Working across teams in London, Nairobi and New York, I spend a lot of time watching how global campaigns land in local markets. Guinness' recent Premier League campaign in Kenya sparked a conversation between our Nairobi Team Lead Joanne Gichana and me last week. It gets so much right, while leaving something significant on the table.
Most football campaigns show fans reacting to the game. Guinness built its story from everything around it: a film showing how people gather, show up and express their identity through the sport, whether the match is on or not. Shared viewing in bars, homes and street setups. Match-day traditions. The style, identity and community that live beyond the stadium.
Rather than creating a global idea and localising it, Guinness started with how football is actually experienced in a community. The result positions the brand as a true participant in the culture, not just a sponsor.
But it missed an open goal: no earned outputs. It started and ended with an ad.
When I see a launch like this, I ask one question: does it pass the earned test? Not "is it shareable?" Not "is it beautifully made?" Does it create the conditions for people to talk about it organically, in communities, in media, beyond the paid space where it lives?
There is a fundamental difference between a marketing campaign and a truly integrated one. The former, however brilliant, lives and dies with a promotional film. A truly integrated campaign uses the ad as a launchpad, earning its way into culture through the conversations and participation it generates long after launch.

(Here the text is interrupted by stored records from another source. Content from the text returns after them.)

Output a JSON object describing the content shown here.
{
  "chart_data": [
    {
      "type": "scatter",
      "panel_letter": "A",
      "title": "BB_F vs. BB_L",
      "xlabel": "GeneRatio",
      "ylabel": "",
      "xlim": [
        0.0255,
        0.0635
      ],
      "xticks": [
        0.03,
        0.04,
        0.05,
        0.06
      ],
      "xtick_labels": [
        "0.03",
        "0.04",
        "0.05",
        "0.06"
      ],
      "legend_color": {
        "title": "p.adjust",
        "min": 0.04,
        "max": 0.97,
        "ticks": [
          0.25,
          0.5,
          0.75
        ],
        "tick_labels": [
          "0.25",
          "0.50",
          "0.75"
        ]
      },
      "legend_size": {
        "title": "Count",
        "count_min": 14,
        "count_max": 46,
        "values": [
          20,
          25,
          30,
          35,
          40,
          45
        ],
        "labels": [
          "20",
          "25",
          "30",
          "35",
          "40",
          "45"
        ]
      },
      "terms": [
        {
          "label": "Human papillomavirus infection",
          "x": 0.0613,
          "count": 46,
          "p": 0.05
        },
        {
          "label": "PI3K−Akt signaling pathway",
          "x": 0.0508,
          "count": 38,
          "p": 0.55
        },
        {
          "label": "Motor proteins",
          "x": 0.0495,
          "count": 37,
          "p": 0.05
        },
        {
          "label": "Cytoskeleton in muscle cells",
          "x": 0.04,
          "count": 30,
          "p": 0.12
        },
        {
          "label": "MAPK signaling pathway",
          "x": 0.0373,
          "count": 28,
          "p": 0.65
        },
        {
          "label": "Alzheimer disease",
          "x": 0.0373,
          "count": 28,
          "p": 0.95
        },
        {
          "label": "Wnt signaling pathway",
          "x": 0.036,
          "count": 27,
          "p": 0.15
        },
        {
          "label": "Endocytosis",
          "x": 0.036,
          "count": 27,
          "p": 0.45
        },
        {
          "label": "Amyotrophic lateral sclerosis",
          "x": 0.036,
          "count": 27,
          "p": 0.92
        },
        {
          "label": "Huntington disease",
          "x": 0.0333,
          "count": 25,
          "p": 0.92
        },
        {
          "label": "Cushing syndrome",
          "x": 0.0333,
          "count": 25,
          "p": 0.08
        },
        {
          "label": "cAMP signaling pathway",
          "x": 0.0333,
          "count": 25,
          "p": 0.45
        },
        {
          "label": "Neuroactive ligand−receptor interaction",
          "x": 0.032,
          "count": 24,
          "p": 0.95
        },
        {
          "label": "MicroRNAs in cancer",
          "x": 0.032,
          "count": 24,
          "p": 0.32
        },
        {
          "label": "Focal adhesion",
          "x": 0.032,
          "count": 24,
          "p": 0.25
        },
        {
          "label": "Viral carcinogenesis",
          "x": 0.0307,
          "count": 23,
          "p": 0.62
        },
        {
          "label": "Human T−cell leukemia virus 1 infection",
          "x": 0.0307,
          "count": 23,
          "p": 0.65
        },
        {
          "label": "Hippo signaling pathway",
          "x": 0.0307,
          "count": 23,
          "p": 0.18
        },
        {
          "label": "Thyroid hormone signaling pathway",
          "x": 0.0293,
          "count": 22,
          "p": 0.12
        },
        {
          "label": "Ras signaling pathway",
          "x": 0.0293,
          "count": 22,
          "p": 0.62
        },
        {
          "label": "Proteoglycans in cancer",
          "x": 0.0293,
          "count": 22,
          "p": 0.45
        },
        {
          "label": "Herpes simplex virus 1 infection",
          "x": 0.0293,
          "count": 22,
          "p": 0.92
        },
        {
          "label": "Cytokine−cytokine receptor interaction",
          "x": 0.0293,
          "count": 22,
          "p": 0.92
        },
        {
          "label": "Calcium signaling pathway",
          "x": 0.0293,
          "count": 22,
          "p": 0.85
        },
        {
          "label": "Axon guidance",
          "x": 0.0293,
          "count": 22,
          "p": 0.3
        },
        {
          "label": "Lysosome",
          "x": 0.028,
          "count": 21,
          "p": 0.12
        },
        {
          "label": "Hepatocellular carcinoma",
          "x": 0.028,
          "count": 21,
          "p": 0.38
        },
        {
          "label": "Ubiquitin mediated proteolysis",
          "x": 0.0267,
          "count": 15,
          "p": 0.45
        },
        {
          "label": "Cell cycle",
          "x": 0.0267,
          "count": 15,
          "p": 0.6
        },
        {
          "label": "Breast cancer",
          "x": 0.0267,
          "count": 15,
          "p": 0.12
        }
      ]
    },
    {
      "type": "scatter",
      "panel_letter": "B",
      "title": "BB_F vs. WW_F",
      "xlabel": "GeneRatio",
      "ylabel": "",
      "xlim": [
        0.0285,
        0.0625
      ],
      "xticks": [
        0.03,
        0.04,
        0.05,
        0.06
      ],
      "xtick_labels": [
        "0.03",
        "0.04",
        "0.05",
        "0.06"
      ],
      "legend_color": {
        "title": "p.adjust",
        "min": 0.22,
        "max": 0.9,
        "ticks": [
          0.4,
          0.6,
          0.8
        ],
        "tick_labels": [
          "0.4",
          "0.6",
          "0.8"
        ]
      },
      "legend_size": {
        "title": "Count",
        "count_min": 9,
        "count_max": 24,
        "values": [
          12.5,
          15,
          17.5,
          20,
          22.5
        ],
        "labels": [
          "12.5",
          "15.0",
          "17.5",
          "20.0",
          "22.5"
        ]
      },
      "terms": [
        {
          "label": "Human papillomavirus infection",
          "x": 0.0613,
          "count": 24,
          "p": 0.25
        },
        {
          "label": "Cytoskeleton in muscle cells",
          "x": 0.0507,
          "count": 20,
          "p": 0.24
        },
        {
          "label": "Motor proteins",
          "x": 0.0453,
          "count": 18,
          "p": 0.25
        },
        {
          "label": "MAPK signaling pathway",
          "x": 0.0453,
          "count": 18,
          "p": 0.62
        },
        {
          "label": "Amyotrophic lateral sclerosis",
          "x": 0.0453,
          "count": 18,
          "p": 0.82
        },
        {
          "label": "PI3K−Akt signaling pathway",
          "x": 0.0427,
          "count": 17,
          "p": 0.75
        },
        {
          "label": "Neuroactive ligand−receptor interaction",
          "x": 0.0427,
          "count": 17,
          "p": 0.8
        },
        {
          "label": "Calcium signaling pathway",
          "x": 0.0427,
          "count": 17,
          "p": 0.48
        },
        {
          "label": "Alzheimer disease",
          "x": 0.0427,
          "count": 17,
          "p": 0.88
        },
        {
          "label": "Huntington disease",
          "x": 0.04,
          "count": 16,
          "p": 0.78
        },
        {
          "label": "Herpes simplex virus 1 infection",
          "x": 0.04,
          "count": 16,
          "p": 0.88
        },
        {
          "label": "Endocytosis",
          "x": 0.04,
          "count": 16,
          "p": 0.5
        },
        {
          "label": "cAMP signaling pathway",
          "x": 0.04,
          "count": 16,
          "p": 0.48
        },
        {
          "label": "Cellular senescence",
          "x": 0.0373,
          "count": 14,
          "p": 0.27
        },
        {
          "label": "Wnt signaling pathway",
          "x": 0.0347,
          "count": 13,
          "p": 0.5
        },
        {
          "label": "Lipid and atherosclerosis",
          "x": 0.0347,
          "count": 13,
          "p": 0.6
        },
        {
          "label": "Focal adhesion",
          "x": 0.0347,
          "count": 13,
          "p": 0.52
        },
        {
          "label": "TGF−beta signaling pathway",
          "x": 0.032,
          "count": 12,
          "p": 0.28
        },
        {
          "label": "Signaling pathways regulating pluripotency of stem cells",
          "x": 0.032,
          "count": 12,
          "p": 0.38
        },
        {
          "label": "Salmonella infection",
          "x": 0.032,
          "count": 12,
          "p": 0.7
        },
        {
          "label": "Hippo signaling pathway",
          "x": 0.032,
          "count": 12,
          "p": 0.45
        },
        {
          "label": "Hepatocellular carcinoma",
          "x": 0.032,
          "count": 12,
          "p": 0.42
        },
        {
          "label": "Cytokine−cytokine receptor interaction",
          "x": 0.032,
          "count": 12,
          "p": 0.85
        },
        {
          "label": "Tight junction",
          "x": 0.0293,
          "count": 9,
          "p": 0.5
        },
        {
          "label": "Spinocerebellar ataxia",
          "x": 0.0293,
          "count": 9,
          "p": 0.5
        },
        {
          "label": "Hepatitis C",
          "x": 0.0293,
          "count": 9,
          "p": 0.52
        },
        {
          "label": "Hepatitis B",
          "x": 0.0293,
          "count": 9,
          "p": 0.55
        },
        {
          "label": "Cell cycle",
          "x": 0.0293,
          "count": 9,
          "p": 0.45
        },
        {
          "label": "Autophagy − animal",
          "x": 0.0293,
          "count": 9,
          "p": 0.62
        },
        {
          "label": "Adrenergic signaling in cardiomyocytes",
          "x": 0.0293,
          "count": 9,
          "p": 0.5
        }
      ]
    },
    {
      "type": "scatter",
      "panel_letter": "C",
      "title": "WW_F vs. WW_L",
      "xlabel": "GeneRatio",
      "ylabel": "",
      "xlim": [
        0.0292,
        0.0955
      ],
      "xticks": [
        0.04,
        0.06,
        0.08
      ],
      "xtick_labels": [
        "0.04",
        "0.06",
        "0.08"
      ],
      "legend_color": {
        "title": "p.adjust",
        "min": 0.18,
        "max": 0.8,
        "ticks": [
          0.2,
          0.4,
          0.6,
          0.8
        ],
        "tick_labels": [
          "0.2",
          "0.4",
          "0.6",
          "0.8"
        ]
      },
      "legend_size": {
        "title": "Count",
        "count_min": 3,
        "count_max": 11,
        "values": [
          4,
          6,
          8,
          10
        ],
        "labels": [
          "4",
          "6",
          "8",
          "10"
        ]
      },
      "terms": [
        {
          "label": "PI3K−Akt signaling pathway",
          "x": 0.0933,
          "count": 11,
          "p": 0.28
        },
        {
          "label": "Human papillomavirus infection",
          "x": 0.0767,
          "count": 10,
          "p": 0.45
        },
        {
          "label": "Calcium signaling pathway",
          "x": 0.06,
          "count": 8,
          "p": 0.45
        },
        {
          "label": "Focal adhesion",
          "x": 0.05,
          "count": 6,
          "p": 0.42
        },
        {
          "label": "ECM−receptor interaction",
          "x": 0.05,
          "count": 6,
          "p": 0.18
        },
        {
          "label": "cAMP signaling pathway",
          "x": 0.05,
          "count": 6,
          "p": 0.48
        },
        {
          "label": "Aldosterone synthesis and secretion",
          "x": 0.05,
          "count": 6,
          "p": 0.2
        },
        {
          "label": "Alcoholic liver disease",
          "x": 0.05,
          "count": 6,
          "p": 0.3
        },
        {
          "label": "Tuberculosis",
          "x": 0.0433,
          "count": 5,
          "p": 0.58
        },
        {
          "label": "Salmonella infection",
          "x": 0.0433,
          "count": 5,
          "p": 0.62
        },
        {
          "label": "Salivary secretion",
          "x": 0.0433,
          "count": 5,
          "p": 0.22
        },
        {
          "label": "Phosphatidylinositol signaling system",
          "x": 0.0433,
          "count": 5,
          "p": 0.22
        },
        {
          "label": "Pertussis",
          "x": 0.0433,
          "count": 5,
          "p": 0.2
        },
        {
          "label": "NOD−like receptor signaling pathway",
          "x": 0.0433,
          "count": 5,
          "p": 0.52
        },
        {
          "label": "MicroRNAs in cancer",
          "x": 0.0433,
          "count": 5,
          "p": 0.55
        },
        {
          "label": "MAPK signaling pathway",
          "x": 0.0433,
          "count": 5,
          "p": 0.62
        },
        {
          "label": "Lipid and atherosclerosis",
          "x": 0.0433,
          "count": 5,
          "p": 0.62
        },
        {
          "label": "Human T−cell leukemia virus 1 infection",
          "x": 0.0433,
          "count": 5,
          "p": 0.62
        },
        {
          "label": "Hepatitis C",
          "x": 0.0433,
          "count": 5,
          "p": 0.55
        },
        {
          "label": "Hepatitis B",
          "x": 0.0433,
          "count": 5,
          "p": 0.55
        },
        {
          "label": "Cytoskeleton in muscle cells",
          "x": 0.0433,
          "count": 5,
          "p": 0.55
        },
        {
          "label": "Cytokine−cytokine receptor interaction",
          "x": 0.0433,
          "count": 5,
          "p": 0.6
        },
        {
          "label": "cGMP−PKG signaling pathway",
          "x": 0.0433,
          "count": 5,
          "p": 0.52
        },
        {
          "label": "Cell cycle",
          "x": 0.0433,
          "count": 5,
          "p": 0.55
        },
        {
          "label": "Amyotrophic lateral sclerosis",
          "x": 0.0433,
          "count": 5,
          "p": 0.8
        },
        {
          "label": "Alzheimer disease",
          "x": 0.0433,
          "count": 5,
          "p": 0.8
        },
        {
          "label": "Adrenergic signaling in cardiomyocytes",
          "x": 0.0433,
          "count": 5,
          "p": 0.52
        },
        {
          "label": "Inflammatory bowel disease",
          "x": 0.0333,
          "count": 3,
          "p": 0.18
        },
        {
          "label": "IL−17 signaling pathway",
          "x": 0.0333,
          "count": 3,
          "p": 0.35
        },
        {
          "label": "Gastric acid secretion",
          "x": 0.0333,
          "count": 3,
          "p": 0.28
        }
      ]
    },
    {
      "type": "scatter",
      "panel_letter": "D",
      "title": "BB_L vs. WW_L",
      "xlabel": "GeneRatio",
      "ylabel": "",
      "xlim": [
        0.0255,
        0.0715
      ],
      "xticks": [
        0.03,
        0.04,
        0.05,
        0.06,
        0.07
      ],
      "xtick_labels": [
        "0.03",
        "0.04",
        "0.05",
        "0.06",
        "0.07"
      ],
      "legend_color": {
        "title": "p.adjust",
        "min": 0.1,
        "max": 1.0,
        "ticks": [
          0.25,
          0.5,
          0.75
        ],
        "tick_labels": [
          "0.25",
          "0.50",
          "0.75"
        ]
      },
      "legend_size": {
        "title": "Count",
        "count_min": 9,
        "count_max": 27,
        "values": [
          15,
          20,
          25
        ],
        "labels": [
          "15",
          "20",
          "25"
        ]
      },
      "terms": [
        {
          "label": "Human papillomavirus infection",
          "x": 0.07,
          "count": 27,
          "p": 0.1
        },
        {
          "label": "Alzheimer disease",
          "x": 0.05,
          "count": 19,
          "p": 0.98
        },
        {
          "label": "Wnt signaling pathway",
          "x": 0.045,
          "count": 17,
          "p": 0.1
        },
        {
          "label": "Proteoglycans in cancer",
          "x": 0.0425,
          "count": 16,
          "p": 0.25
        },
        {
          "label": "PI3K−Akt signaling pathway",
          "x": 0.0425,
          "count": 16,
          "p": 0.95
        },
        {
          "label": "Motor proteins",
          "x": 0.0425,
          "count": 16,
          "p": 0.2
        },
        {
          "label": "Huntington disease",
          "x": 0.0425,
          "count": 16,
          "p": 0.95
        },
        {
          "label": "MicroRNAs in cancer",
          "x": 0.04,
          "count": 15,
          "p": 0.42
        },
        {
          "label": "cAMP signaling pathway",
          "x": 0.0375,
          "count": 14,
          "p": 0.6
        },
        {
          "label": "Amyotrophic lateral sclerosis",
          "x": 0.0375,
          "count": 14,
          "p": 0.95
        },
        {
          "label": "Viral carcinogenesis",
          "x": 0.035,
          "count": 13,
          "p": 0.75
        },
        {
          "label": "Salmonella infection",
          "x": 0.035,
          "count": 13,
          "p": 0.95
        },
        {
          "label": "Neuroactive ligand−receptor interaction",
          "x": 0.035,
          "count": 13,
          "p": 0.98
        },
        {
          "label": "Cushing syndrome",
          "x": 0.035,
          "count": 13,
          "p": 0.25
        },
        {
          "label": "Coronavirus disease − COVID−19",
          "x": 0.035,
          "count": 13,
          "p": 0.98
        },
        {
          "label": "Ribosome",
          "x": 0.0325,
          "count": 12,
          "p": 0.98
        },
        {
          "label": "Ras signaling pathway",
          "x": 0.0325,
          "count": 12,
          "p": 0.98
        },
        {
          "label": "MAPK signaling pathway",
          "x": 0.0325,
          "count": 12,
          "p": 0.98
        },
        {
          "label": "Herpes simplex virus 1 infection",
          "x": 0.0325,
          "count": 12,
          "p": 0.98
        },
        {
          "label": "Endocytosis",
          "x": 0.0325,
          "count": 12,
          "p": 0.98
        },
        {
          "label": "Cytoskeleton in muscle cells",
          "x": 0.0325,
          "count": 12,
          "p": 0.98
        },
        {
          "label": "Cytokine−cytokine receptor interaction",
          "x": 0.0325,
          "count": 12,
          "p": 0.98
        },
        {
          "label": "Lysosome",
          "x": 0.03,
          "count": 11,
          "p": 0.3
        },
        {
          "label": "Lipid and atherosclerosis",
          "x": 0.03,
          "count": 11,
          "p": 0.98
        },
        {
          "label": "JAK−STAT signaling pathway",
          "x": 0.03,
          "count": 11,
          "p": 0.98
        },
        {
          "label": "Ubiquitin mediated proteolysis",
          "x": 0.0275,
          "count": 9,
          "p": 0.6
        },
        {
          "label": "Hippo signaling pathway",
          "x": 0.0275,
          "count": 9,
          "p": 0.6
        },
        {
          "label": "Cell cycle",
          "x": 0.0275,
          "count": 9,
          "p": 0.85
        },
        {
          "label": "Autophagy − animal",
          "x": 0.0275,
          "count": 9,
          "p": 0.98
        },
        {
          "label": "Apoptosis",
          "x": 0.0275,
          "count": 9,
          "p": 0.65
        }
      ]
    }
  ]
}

The insight here, that football in Kenya is about community, identity and tradition, is a great editorial story. A long-read spotlighting iconic fan communities? A local media partnership exploring how match-day traditions have evolved across generations? These are not bolt-on activations. They are the difference between a campaign people see and a campaign people talk about.
Earned is too often brought in after the concept is locked. By then, the angles are gone. The strongest campaigns are designed with earned at their heart from the start.